Endorsement from the Founding CEOs
Mr Patrick Dlamini
Chief Executive Officer
Development Bank of Southern Africa
Mr TP Nchocho
Chief Executive Officer
Industrial Development Corporation
Ms Philisiwe Mthethwa
Chief Executive Officer
National Empowerment Fund
About the Development Bank of Southern Africa (DBSA) - The DBSA is a leading Development Finance Institution (DFI), wholly owned by the government of South Africa. Established in 1983, the DBSA is mandated to promote economic growth and regional integration by mobilising financial and other resources from national and international private and public sectors for sustainable development projects and programmes in South Africa, SADC, and the wider African continent.

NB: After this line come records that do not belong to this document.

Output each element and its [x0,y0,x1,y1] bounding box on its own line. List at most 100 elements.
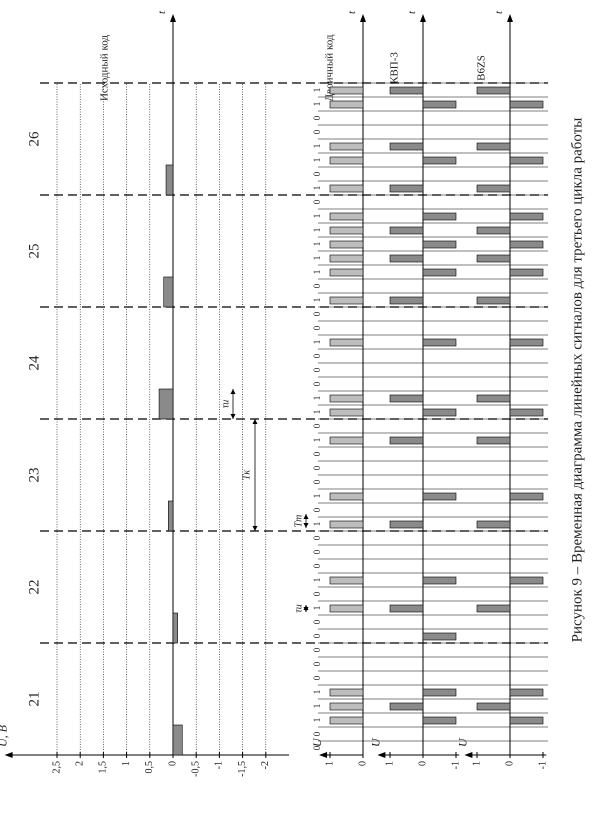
pulse [509,408,544,417]
pulse [329,408,364,417]
cycle-label: 21 [26,692,42,707]
y-tick-label: 1 [121,761,132,766]
bit-label: 1 [312,242,322,247]
pulse [389,184,424,193]
bit-label: 1 [312,102,322,107]
annotation: Tт [293,515,304,528]
bit-label: 1 [312,578,322,583]
pulse [476,142,511,151]
y-tick-label: 0 [417,761,428,766]
pulse [422,492,457,501]
bar [172,724,183,756]
pulse [329,240,364,249]
bit-label: 1 [312,228,322,233]
bar [158,388,174,420]
y-tick-label: 1 [384,761,395,766]
bit-label: 1 [312,494,322,499]
chart-title: B6ZS [476,55,488,81]
bit-label: 1 [312,410,322,415]
bit-label: 1 [312,438,322,443]
pulse [476,184,511,193]
bar [172,612,178,644]
pulse [422,688,457,697]
bit-label: 0 [312,633,322,638]
bit-label: 0 [312,507,322,512]
pulse [422,268,457,277]
y-tick-label: 2,5 [51,761,62,774]
bit-label: 0 [312,367,322,372]
bit-label: 1 [312,144,322,149]
y-tick-label: 0 [504,761,515,766]
bit-label: 0 [312,661,322,666]
pulse [389,702,424,711]
pulse [389,394,424,403]
cycle-label: 25 [26,244,42,259]
dimension-arrow [252,526,258,531]
value-axis-label: U, В [0,724,10,747]
pulse [422,240,457,249]
bit-label: 1 [312,606,322,611]
dimension-arrow [303,514,309,519]
pulse [389,436,424,445]
pulse [509,240,544,249]
pulse [329,226,364,235]
cycle-label: 24 [26,355,42,371]
y-tick-label: -1 [450,761,461,769]
y-tick-label: 0 [167,761,178,766]
annotation: τи [220,400,231,409]
chart-title: Исходный код [99,35,111,101]
y-tick-label: 1 [324,761,335,766]
y-tick-label: 0 [357,761,368,766]
y-tick-label: -1 [214,761,225,769]
bit-label: 0 [312,745,322,750]
pulse [329,142,364,151]
bit-label: 0 [312,549,322,554]
bit-label: 0 [312,129,322,134]
pulse [329,100,364,109]
annotation: τи [293,604,304,613]
bit-label: 1 [312,298,322,303]
time-axis-label: t [156,10,168,14]
bit-label: 1 [312,270,322,275]
pulse [389,142,424,151]
pulse [389,520,424,529]
axis-arrow [4,752,13,758]
bit-label: 0 [312,731,322,736]
pulse [476,604,511,613]
bit-label: 1 [312,340,322,345]
pulse [389,86,424,95]
axis-arrow [377,752,386,758]
bit-label: 0 [312,563,322,568]
pulse [329,86,364,95]
bit-label: 1 [312,718,322,723]
dimension-arrow [230,414,236,419]
dimension-arrow [252,419,258,424]
pulse [476,86,511,95]
y-tick-label: 2 [74,761,85,766]
pulse [509,338,544,347]
pulse [389,296,424,305]
pulse [329,520,364,529]
dimension-arrow [230,389,236,394]
y-tick-label: 1,5 [98,761,109,774]
bit-label: 0 [312,451,322,456]
pulse [329,394,364,403]
pulse [329,268,364,277]
pulse [509,100,544,109]
pulse [329,492,364,501]
bit-label: 1 [312,256,322,261]
bit-label: 0 [312,115,322,120]
pulse [329,688,364,697]
cycle-label: 22 [26,580,42,595]
bit-label: 1 [312,396,322,401]
chart-title: Двоичный код [324,34,336,101]
pulse [509,576,544,585]
axis-arrow [464,752,473,758]
bit-label: 0 [312,283,322,288]
cycle-label: 26 [26,131,42,147]
pulse [329,604,364,613]
axis-arrow [170,14,176,22]
pulse [329,254,364,263]
bit-label: 1 [312,88,322,93]
pulse [422,156,457,165]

For more information visit www.dbsa.org
About the Industrial Development Corporation (IDC) – The IDC was established in 1940 through an Act of Parliament and is fully owned by the South African Government. The Corporation pursues development impact through job-rich industrialisation and contributes to an inclusive economy by, among others, funding black-owned and black-empowered companies, black industrialists, women and youth-owned enterprises.
For more information visit www.idc.co.za
About the NEF
The National Empowerment Fun (NEF) was established in terms of the National Empowerment Fund Act No 105 of 1998 and is the entity of the Department of Trade and Industry (the dtic). The NEF’s mandate is to be a catalyst of Broad-Based Black Economic Empowerment in South Africa by enabling, developing, promoting and implementing innovative investment and transformation solutions to advance sustainable black economic participation in the economy. Through the implementation of its mandate, the NEF is a driver and thought leader in promoting and facilitating black economic empowerment through the provision of financial and non-financial support as well as the entrenchment of a culture of savings and investment among the black people, as defined in the BB-BEE Empowerment Act No 46 of 2013.